Single by Reba McEntire

from the album Greatest Hits Volume III: I'm a Survivor
- B-side: "'Til I Said It to You"
- Released: July 5, 2001
- Recorded: 2001
- Genre: Country pop
- Length: 3:08
- Label: MCA Nashville
- Songwriters: Shelby Kennedy Philip White
- Producers: Tony Brown Reba McEntire

Reba McEntire singles chronology
| "We're So Good Together" (2000) | "I'm a Survivor" (2001) | "Sweet Music Man" (2002) |

= I'm a Survivor =

"I'm a Survivor" is a song recorded by American country music singer Reba McEntire for her third compilation album Greatest Hits Volume III: I'm a Survivor (2001). The song was written by Shelby Kennedy and Philip White and produced by McEntire and Tony Brown. "I'm a Survivor" is a country pop song with lyrics that tell the story of a premature baby, who later becomes a single parent. It was released as the album's first single on July 5, 2001, through MCA Nashville. The song garnered a positive reception from contemporary music critics, who found McEntire fitting to perform the song. The track experienced moderate success in the United States, where it peaked at No. 49 on the Billboard Hot 100 as well as No. 3 on the Billboard Hot Country Songs. An altered version of the song was later used as the theme song for McEntire's The WB sitcom Reba (2001).

==Background and composition==
"I'm a Survivor" was written by Shelby Kennedy and Philip White. It was produced by McEntire and record producer Tony Brown. The song features a variety of instrumentation, including electric guitars, played by Steve Gibson. The drums were played by Paul Leim, while the bass was performed by Michael Rhodes. The song's keyboards were provided by Steve Nathan and Matt Rollings. In addition to McEntire's vocals, background vocals were performed by Russell Terrell and Kim Parent. "I'm a Survivor" was recorded and mixed by recording engineer Justin Niebank at Emerald Studio A in Nashville, Tennessee. Niebank also recorded the overdub featured on the track with Steve Marcantonio at Ocean Way Nashville recording studio in Nashville Tennessee, assisted by Chad Brown and Leslie Richter.

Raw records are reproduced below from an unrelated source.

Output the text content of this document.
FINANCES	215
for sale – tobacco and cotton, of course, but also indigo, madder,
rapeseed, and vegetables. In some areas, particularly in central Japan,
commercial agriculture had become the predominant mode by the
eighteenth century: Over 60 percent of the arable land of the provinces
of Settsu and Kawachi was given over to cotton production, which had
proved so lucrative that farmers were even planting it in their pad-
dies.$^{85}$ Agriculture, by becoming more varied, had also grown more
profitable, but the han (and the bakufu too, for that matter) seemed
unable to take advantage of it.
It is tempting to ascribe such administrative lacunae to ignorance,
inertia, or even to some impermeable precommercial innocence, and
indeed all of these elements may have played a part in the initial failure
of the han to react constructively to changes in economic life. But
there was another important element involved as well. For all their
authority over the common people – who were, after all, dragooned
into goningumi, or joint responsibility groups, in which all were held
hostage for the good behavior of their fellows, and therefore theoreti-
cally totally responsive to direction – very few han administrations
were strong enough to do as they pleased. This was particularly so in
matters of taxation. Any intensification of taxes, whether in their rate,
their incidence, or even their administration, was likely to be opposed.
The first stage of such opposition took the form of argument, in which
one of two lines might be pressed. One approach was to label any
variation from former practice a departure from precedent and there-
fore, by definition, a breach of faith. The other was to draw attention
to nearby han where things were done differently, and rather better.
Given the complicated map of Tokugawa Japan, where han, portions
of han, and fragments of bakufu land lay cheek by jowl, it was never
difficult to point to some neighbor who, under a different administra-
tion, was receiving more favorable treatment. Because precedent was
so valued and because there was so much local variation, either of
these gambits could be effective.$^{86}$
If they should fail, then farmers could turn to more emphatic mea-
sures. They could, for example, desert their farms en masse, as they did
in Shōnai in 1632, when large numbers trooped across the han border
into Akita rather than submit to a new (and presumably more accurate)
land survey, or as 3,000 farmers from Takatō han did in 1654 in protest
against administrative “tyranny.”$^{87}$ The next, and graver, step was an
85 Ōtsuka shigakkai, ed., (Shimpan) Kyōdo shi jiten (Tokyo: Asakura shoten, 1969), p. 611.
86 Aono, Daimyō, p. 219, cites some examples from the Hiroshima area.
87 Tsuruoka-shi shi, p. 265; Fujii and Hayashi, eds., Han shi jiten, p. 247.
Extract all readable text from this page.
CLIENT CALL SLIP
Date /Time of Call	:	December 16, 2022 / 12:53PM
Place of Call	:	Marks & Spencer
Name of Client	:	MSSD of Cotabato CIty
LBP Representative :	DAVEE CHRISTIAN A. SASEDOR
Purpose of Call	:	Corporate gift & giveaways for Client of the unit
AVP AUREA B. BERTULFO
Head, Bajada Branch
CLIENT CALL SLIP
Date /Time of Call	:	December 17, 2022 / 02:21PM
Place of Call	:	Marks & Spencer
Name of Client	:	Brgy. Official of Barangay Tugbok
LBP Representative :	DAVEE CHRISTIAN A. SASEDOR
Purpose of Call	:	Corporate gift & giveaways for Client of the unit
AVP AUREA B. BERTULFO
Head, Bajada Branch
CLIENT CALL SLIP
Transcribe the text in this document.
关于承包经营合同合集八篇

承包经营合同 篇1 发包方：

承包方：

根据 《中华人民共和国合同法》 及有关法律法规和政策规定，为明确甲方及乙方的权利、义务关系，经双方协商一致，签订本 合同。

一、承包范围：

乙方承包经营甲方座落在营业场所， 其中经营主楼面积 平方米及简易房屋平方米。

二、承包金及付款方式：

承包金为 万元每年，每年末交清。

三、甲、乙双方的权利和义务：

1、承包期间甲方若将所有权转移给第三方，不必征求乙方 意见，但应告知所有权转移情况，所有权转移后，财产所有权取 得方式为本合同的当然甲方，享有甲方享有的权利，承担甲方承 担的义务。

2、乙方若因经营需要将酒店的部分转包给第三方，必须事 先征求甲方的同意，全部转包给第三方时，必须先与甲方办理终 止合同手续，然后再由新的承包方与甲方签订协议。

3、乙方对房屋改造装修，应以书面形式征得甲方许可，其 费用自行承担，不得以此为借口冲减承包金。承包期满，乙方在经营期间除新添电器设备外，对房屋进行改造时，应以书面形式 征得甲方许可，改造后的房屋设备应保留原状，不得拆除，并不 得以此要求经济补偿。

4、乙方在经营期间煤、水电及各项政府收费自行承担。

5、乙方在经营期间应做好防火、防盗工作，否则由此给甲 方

"I'm a Survivor" is a country pop song with a length of 3 minutes and 8 seconds (3:08). According to the sheet music published at Musicnotes.com by BMG Rights Management, the song is composed in a key of D major and follows a chord progression of Em–D–D/F♯–G(9). It has a moderate tempo of 96 beats per minute. McEntire's vocals span from A3 to B4 while the piano arrangement ranges from A3 to G5. The song follows in the theme of McEntire previous singles, which center on struggles of strong women throughout their lives. The lyrics focus on a woman who was born prematurely and went on to become a single mother.

==Critical reception==
The song received positive reviews from music critics who felt that McEntire made the song her own. Marshall Bowden of PopMatters stated the song "rings truer coming from her than it would from the likes of Hill and Twain" while adding that it "manages to combine the trials and tribulations of a premature baby and a single mom up in one ball of wax and still come out sounding like an anthem of personal victory—no small feat." About.com wrote positively about the song, "A perfect song for this troubled time in the world. Reba fits this song so perfectly. She *is* a survivor, and she's always done songs about strong women so well, and this is no exception."

In the United States, the song exhibited a moderate commercial performance. "I'm a Survivor" debuted on the Billboard Hot 100 at No. 81 on the issue dated September 15, 2001. The single continued ascending the chart for eleven weeks, reaching its peak at No. 49 on the issue dated December 1, 2001. It lasted a total of nineteen weeks on the chart. The song fared better on the Hot Country Songs chart, where it peaked at No. 3 on the issue dated November 24, 2001 and spent a total of 21 weeks on the chart.

==Credits and personnel==
Credits adapted from the album's liner notes.
- Locations
- Recorded at Emerald Studio A (Nashville, Tennessee)
- Overdubs recorded at Ocean Way Nashville (Nashville, Tennessee)
- Mastered at Master Mix (Nashville, Tennessee)

- Personnel
- Reba McEntire – producer
- Tony Brown – producer
- Justin Niebank – recording (vocals and overdub), mixing
- Chad Brown – assistant recording (overdub)
- Leslie Richter – assistant recording (overdub)
- Steve Marcantonio – recording (overdub)
- Hank Williams – mastering

==Charts==

| Chart (2001) | Peak position |
|---|---|
| US Hot Country Songs (Billboard) | 3 |
| US Billboard Hot 100 | 49 |

===Year-end charts===

| Chart (2001) | Position |
|---|---|
| US Country Songs (Billboard) | 43 |

== Certifications ==

| Region | Certification | Certified units/sales |
| United States (RIAA) | Gold | 500,000^{‡} |
^{‡} Sales+streaming figures based on certification alone.